HomeUncategorizedExploring viable options for perennial issues

Exploring viable options for perennial issues

Taking a sabbatical from his role as Head of the Department of Management Studies in IIT, Madras, L.S. Ganesh is currently doing what he loves the most – social enterprising.

Away from the institution he is associated with for the last three decades, he is contributing his academic expertise to the management of a rural college located at Pollachi. “It’s an arts and commerce college with strength of 3,000 students. Majority of the students here are first generation learners,” he says, informing that he is scheduled to return to IIT-Madras this May.

Known to be an educator who likes to do things differently to make classroom teaching interesting for students, Prof. Ganesh is ambitious and persistent, eager to tackle major social issues by offering new ideas for wide-range change.

Academic Mentoring

“We need intellectuals to develop multiple perspectives. The Government should think of establishing a National Academic Mentoring Network to identify best academicians from best institutions to produce good intellectuals,” he says.

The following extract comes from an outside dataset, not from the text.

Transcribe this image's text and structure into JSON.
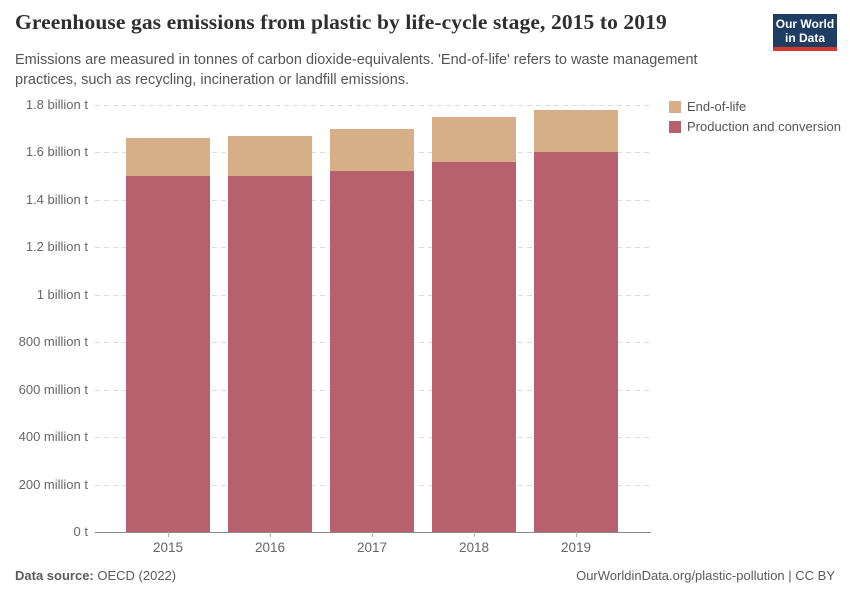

At Pollachi, Prof. Ganesh helped the management upgrade, forge network with professional bodies and other factors. “It’s an absolutely thrilling experience; coming face-to-face with challenges. I can see that youngsters have a sense of strength but they do not have proper direction to channelize that strength. It’s a huge opportunity we are failing to tap into. It’s time we upped the ante,” he says with a sense of immediacy.

Technology, poverty co-exist

“Today we have technology making rapid strides and yet we see co-existence of extreme poverty. I don’t think a nation like ours should suffer from poverty,” he mumbles.

Prof. Ganesh has strong reservations about Governments doling out freebies to create vote banks. “When we give something free, it is violative of one’s dignity.

Listing out the several disturbing problems, he points to the dismal agriculture scenario. “The whole system of producing, storing and processing the farm produce needs to be strengthened. Desperation is driving farmers to suicides. We are staring at a very serious water crisis. Intellectualism is the need of the hour,” he maintains.

Youth Entrepreneurship

Youth of the country, he says, has the key. Promoting student-led entrepreneurship, perhaps, would help. Start-up culture is gaining momentum and there’s a shift in the way people now view them. There is a clear sense of hope. Along with youth participation, one must make sure that venture capital and equity must also rise. The policy-making bodies are also supportive, he says.

As a whole, the eco system has begun to flourish and India has a large internal market, he points out, adding: “Many of these youngsters can look at the prospects of leading a comfortable life. Perhaps, if we work very consciously, we can create a very robust eco system of youth entrepreneurship.”